Furthermore, it is to be noted that this court, in the recent case of State ex rel. Gary Bar Assn., etc. v. Dudak, etc. (1955), 234 Ind. 413, 127 N. E. 2d 522, *168held that a justice of the peace could not practice law, which is the primary issue with which we are here concerned, although the practice of law was not one of the several limitations placed upon the office by the Constitution.
In the case of State ex rel. v. Ellis, supra [184 Ind. 307, 321], this court held that, by reason of Art. 7, §12 of the Indiana Constitution, "[n] either lack of intellect, learning nor even moral courage, in [a] prosecuting attorney . . . constitutes a disqualification to act officially, ...” [Such a condition might exist with respect to an attorney admitted to the bar under Art. 7, §21, since repealed.] However, the court did not purport to hold that the prosecuting attorney need not be an attorney at law.

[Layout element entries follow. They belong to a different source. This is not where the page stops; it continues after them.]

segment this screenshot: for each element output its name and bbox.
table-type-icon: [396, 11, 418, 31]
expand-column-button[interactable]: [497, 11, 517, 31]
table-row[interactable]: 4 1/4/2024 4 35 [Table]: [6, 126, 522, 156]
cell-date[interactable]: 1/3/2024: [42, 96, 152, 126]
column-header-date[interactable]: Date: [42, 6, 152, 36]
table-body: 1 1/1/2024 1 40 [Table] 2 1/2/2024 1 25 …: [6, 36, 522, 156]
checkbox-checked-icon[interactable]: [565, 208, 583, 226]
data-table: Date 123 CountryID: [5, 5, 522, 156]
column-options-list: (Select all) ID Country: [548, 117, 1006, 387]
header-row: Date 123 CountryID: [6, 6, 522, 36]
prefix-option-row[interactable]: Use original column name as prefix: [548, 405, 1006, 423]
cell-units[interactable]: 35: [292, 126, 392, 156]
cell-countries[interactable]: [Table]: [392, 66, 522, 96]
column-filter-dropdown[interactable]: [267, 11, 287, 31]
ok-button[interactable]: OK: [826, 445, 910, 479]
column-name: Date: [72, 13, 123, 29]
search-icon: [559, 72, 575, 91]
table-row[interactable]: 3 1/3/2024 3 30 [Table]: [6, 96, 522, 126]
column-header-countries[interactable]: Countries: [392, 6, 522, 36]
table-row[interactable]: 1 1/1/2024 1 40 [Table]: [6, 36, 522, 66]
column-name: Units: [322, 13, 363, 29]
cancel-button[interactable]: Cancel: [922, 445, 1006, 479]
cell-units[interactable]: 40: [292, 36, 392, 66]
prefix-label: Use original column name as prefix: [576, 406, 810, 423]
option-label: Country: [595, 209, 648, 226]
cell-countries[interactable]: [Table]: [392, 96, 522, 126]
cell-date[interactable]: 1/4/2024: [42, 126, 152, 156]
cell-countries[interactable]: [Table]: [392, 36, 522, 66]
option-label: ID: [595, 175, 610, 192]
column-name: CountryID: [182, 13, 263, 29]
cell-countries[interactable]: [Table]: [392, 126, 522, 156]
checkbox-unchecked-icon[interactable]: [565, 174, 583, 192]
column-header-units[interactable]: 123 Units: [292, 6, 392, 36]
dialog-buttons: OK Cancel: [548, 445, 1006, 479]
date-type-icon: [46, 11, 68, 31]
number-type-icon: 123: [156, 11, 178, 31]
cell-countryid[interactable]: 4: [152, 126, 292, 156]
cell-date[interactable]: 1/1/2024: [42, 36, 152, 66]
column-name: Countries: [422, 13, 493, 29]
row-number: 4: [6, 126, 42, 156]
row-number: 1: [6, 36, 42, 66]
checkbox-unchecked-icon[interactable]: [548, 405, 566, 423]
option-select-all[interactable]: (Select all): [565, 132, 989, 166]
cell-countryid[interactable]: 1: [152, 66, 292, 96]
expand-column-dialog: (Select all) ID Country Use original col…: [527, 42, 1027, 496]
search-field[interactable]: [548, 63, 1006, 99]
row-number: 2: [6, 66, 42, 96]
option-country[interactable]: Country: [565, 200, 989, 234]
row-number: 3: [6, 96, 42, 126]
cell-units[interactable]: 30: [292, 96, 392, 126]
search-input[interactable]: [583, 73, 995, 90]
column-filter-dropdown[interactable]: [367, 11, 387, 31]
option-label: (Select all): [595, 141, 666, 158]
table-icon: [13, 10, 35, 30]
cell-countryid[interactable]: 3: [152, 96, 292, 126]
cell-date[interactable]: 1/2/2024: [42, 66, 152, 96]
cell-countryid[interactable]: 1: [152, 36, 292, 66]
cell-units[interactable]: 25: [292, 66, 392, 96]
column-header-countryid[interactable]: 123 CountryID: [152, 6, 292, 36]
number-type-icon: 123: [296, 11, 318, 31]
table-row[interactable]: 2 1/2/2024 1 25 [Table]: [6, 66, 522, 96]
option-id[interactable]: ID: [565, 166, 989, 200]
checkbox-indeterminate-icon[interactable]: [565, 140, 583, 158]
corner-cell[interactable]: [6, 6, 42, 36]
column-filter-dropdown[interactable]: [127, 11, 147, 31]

Finally, we consider the contention that reason and public policy supports respondent’s position that the injunction should be denied. First, it is asserted that by reason of laches on the part of relator in bringing this action, the injunction should be denied. However, it is doubtful whether relator could have maintained this action until respondent actually engaged in the practice of law. Secondly, it is vigorously contended that this court should not interfere with the functioning of the office of the respondent who was duly elected by the people of Jackson County to fill the particular office, and that an injunction, if issued, would operate as a great hardship upon the people of the county.
We are aware that hardship will result because of the inability of the elected prosecuting attorney to practice law. However, the hardship may be as great, or even greater, if we were to yield to the purported exigencies of this case. Since this action was filed, respondent has filed a petition for admission to the *169bar. In his petition, he concedes that he twice failed to pass the written bar examination given by this court, and that thereafter he was given the unprecedented privilege of an oral examination, which was not accepted as satisfactory.